ALL ON A SUMMER’S NIGHT

“YOU’RE GETTING TOO big for this!” Grandpa gave Doug a toss toward the blazing chandelier. The boarders sat laughing, with knives and forks at hand. Then Doug, ten years old, was caught and popped in his chair and Grandma tapped his bowl with a steaming spoonful of soup. The crackers crunched like snow when he bit them. The cracker salt glittered like tiny diamonds. And there, at the far end of the table, with her gray eyes always down to watch her hand stir her coffee with a spoon or break her gingerbread and lay on the butter, was Miss Leonora Welkes, with whom men never sat on backyard swings or walked through the town ravine on summer nights. There was Miss Leonora whose eyes watched out the window as summer couples drifted by on the darkening sidewalks night after night, and Douglas felt his heart squeeze tight.

“Evening, Miss Leonora,” he called.

“Evening, Douglas.” She looked up past the steaming mounds of food, and the boarders turned their heads a moment before bowing again to their rituals.

Oh, Miss Welkes, he thought, Miss Welkes! And he wanted to stab every man at the table with a silver fork for not blinking their eyes at Miss Welkes when she asked for the butter. They always handed her things to their right, while still conversing with people on their left. The chandelier drew more attention than Miss Welkes. Isn’t it pretty? they said. Look at it sparkle! they cried.

But they did not know Miss Welkes as he knew her. There were as many facets to her as any chandelier, and if you went about it right she could be set laughing, and it was like stirring the Chinese hanging crystals in the wind on the summer night porch, all tinkling and melody. No, Miss Welkes was cobweb and dust to them, and Douglas almost died in his chair fastening his eyes upon her all through the soup and salad.
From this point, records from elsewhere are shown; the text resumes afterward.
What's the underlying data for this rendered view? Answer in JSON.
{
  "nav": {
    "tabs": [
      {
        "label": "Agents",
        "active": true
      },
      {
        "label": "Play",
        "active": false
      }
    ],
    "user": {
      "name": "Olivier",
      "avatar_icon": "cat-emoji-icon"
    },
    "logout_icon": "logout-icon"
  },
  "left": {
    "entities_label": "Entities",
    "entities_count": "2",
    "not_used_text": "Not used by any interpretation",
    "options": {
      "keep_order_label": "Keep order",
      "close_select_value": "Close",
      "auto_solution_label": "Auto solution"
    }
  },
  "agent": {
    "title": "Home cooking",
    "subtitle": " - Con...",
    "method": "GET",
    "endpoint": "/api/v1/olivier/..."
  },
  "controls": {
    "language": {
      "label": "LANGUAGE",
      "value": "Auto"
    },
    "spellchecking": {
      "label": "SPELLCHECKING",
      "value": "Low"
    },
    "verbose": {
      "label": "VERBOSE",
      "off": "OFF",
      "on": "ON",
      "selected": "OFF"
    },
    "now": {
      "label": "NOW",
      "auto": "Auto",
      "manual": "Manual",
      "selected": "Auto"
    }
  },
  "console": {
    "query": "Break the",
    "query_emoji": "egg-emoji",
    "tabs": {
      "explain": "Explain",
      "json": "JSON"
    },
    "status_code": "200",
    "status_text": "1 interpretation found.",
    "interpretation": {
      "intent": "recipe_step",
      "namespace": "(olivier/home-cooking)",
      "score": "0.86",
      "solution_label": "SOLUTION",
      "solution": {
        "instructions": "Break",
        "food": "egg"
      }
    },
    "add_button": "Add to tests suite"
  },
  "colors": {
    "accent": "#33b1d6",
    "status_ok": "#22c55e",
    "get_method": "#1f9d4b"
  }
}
Now the three young ladies came laughing down the stairs, late, like a troupe of orioles. They always came last to the table, as if they were actresses making entrance through the frayed blue-velvet portieres. They would hold each other by the shoulders, looking into each other’s faces, telling themselves if their cheeks were pink enough or their hair ringed up tight, or their eyelashes dyed with spit-and-color enough; then they would pause, straighten their hems, and enter to something like applause from the male boarders.